Benson opened his mouth, possibly to reiterate that time was of the essence, but between the looks on both Paull and his daughter he ended up keeping his mouth shut.

After Benson departed, Paull was alone with the ghosts and demons that had bedeviled him even as he valiantly and vainly tried to push them far down into his subconscious.

“So,” Claire said, her voice once again thin and terribly strained, “you’re okay, you’re well.”

He nodded, suddenly unable to speak.

“But how is it that you’re here, what do these people want?”

“I don’t know yet.” Paull felt safe talking about Benson and Thomson.

“These are important men.”

“Well, they were,” he acknowledged. “Perhaps they still are, who knows. They kidnapped me, more or less, and once I was here told me that I could see you and Aaron if I listened to them.”

“I notice you didn’t listen to them.”

“I turned the tables on them, instead.”

“That’s so you, Dad.”

He cleared his throat, wished he had a glass of water to hide his question behind. “Are you . . .” He felt a fresh rush of terror, as if he was entering a haunted house, or the lair of a dangerous animal. “Are you married?”

“No, I’m not.” It was a simple, declarative statement, devoid of ruefulness or self-pity. “Lawrence never came back, he hasn’t seen Aaron. I wouldn’t want him to.”

“I see.” He had been right about that privileged bastard.

This flow of information was followed by a self-conscious silence during which Aaron looked from one to the other, his brow furrowed in a distinctly unchildlike manner, as if he were trying to parse the currents and undercurrents of emotions swirling around him.

“It must have been tough those last months with Mom,” Claire said. “I’m sorry I wasn’t able to get to see her more often.”

“That’s all right, I—” He stopped in mid-sentence.

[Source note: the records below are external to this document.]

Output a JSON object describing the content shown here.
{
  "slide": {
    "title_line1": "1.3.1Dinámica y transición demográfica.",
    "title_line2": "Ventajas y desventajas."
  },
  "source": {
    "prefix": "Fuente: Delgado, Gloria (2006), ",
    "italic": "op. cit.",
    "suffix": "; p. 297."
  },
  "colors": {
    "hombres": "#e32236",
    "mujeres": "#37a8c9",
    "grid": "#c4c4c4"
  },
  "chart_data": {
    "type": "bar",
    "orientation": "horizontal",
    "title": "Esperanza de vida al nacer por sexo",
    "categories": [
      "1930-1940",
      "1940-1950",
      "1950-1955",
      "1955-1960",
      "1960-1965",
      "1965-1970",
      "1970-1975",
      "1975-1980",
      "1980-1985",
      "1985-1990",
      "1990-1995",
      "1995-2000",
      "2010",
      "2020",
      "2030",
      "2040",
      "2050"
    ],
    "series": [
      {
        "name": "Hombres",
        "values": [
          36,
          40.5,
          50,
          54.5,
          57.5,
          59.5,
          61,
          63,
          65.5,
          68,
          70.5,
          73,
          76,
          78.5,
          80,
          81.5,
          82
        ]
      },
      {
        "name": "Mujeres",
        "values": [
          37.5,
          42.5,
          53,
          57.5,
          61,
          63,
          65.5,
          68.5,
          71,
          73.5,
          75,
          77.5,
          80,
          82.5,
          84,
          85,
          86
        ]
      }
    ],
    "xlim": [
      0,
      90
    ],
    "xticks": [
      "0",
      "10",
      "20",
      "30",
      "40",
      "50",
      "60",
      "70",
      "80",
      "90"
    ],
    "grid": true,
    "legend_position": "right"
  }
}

It would be so easy to keep, and even embellish on, the fantasy she had of him spending time with Louise when he hadn’t. Guilt and remorse were powerful foundations on which to reunite, to ensure that she would love him again. Initially he’d had that impulse, the same selfish inclination that had kept him away from Louise. It was possible, he thought now, that Claire had succumbed to the same impulse. But he could not go through with it. This wasn’t a time for selfishness or for lies. It occurred to him that, difficult though it might be, he could manage to bear Claire’s and Aaron’s rejection far better than he could a lie that brought them together under a false flag.

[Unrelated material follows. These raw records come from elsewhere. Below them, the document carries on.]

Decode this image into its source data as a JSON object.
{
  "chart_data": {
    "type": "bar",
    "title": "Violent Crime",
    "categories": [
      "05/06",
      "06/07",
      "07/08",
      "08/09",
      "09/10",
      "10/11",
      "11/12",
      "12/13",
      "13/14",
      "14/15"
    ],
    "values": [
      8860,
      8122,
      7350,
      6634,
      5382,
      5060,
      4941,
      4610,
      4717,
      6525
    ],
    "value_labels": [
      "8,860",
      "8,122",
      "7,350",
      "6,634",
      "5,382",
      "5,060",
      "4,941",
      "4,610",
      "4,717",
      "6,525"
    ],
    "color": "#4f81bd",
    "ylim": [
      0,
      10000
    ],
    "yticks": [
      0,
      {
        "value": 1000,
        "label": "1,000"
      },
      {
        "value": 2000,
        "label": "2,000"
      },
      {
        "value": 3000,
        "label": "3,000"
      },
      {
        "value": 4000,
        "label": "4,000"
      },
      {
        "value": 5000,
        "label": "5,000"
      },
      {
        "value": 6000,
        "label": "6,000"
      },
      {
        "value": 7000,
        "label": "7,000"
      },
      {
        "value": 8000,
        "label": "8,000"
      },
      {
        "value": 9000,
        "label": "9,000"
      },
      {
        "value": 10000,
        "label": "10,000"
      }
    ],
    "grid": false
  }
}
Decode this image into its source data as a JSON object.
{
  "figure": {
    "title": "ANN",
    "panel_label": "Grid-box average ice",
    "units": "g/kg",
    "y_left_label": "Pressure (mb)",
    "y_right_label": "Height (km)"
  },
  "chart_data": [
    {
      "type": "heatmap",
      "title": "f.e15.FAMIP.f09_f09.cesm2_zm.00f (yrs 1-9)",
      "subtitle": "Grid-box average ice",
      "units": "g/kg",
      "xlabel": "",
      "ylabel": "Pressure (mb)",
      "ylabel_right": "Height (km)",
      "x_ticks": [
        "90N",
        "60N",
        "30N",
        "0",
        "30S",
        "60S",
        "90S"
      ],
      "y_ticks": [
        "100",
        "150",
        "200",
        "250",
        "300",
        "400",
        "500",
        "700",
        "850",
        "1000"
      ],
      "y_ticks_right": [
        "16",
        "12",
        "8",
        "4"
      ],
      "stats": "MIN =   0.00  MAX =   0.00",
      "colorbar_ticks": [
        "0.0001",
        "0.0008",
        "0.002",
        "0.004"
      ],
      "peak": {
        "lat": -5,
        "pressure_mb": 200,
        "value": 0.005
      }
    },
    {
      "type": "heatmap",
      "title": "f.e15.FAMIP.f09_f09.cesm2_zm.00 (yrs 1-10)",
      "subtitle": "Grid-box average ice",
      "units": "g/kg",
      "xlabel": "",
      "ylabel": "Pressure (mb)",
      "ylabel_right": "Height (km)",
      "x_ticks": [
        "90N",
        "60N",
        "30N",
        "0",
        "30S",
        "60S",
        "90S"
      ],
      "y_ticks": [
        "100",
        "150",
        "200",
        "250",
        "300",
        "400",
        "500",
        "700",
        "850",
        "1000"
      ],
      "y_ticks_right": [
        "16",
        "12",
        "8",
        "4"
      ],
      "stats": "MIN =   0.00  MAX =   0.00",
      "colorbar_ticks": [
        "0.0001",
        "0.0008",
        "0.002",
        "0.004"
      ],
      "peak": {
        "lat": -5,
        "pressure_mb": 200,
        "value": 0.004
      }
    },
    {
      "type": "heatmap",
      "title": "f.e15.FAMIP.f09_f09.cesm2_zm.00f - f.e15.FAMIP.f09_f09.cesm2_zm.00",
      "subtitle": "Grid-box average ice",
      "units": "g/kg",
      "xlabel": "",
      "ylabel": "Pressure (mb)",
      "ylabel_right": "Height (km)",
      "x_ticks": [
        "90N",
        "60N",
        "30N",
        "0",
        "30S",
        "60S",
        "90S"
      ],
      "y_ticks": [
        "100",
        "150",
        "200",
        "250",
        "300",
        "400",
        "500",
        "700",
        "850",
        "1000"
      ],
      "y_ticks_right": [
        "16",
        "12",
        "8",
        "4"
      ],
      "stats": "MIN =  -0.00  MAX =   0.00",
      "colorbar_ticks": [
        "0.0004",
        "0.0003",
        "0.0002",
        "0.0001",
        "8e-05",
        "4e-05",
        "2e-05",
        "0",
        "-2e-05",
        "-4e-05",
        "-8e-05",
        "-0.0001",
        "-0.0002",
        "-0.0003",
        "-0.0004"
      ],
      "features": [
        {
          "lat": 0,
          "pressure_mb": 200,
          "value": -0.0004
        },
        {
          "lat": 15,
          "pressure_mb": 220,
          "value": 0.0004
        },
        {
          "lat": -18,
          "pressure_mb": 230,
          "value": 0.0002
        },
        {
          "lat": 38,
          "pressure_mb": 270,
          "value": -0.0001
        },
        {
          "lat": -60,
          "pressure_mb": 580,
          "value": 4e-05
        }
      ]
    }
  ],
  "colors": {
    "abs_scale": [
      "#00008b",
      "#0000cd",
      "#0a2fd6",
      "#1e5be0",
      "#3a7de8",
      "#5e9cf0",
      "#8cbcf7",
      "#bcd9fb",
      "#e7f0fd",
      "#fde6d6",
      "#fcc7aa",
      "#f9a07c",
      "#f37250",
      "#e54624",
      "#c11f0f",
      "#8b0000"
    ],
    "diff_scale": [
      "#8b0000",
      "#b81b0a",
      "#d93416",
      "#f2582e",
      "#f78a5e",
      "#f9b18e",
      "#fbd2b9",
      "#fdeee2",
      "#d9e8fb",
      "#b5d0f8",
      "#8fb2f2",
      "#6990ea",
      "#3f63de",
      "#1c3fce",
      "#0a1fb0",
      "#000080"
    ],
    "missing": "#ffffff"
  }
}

“Honey, the truth is I did what you did. I spent far less time with your mother than I should have. The truth is . . .” He looked away for a moment, at Aaron, who was watching him with a child’s disconcertingly piercing gaze. And it was this gaze that gave him the courage to continue. He smiled in gratitude at Aaron before he got on with it. “The truth is I couldn’t bear to see her in that state. She didn’t know me, didn’t respond to the songs we loved together. She didn’t even know where she was. She was locked away in a place that had no key.”

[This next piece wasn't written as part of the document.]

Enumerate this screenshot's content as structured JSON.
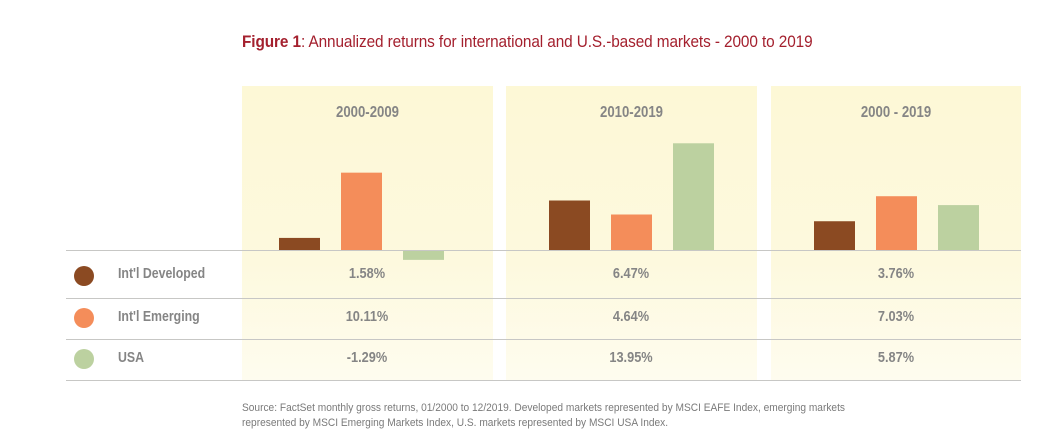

There were tears glittering in Claire’s eyes. “I spent so much time hating you, shutting you out . . .” She paused long enough to catch her tears with a slender forefinger. “I put you in the same horrid room where Mom was. I couldn’t bear to see either of you, I didn’t want Aaron to see his grandmother like that, to remember her only as . . .” She took a hesitant step toward him. “Now she’s gone and I realize that nothing can bring her back, nothing can bring back the days before . . .” She couldn’t help but glance at her son. “But here you are, Dad.” And then, rather defiantly, “Aaron is the best thing that ever happened to me.”

“I can see that so clearly, so very clearly,” Paull said, meaning every word.